Pour Jim (critique de All About Albert, de Nicole Holofcener)

Note de l'auteur

Enough Said
Difficile de savoir si Enough Said aurait trouvé autant d’attention (et une sortie dans les salles françaises) si James Gandolfini ne nous avait pas quittés au mois de juin dernier. Sans doute pas. Le film de Nicole Holofcener est typiquement le genre de truc que l’on découvre au hasard d’une VOD ou d’un visionnage TV. Une œuvre mineure dans la carrière d’un acteur qui n’a malheureusement pas eu le temps de nous montrer la véritable étendue de son jeu. Un petit film qui prend des allures testamentaires, alors qu’au final, il aurait parfaitement pu s’en passer.

Car en vérité James Gandolfini n’a pas le rôle principal, contrairement à ce que voudrait nous faire croire le titre ridiculement franglais All About Albert. Ce n’est pas l’histoire d’Albert, mais celle d’Eva (Julia Louis-Dreyfus), une masseuse divorcée et un peu paumée qui tente tant bien que mal de passer le cap de la cinquantaine. Ce n’est pas All About Albert, mais All About Eva, car c’est elle que l’on suit d’un bout à l’autre du film avec ses doutes, ses craintes et aussi sa fâcheuse tendance à se laisser marcher dessus.

Vous l’aurez compris, nous sommes dans la petite comédie sympathique dont l’attrait principal reste le casting. À ce niveau là, Julia Louis-Dreyfus rayonne et donne à son personnage une justesse telle qu’on ne peut que se prendre de sympathie pour ce petit bout de femme super volontaire. C’est limite la grande découverte du film et l’on se dit qu’on aimerait bien la voir un jour dans un rôle véritablement dramatique.

Enough Said 02De l’autre côté, James Gandolfini, de la même manière que sa collègue, joue aussi dans la discrétion. Oubliez Tony Soprano, Albert est une sorte de gros nounours au tempérament tranquille. Un type simple que l’acteur incarne comme il se doit, de la manière la plus simple possible, jusqu’à s’effacer totalement pour laisser à son personnage la liberté d’exister.

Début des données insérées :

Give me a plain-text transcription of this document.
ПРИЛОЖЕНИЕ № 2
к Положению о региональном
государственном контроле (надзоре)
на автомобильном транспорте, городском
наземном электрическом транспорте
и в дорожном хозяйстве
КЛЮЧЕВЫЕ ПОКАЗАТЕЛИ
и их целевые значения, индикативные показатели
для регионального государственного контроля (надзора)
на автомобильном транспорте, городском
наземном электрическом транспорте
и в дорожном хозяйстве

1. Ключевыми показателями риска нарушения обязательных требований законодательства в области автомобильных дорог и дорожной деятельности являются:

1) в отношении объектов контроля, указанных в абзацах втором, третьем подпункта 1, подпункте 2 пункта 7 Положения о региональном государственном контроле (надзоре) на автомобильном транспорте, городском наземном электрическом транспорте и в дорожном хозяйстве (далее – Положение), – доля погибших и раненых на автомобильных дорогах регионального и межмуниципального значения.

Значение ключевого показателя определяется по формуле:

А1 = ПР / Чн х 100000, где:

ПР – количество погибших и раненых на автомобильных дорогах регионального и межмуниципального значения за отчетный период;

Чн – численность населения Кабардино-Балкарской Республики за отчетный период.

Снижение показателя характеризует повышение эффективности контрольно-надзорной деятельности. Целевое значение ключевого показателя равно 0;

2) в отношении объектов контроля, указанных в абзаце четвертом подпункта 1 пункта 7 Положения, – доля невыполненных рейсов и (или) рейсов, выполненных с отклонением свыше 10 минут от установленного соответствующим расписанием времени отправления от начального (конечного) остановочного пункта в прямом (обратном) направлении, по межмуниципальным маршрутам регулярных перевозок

Finalement, le plus grand talent de Nicole Holofcener, c’est d’avoir réuni ces deux monstres sacrés du petit écran et d’en avoir fait un duo qui fonctionne parfaitement. On a envie que ça marche entre eux et c’est même ça qui nous fait tenir tout le long de la petite heure et demie que dure le film. Car Enough Said n’évite pas l’écueil du gros coup de mou une fois l’histoire lancée. Défaut inhérent des comédies de ce type qui se déroulent normalement sans que rien ne vienne vraiment troubler la torpeur dans laquelle le spectateur s’enfonce, certes volontiers.

Enough Said est un petit film discret à l’image de son casting, qui serait sans doute passé inaperçu si ce n’était pour ce Jim à qui il est dédié. Si c’est pour Jim, alors là, ça change tout.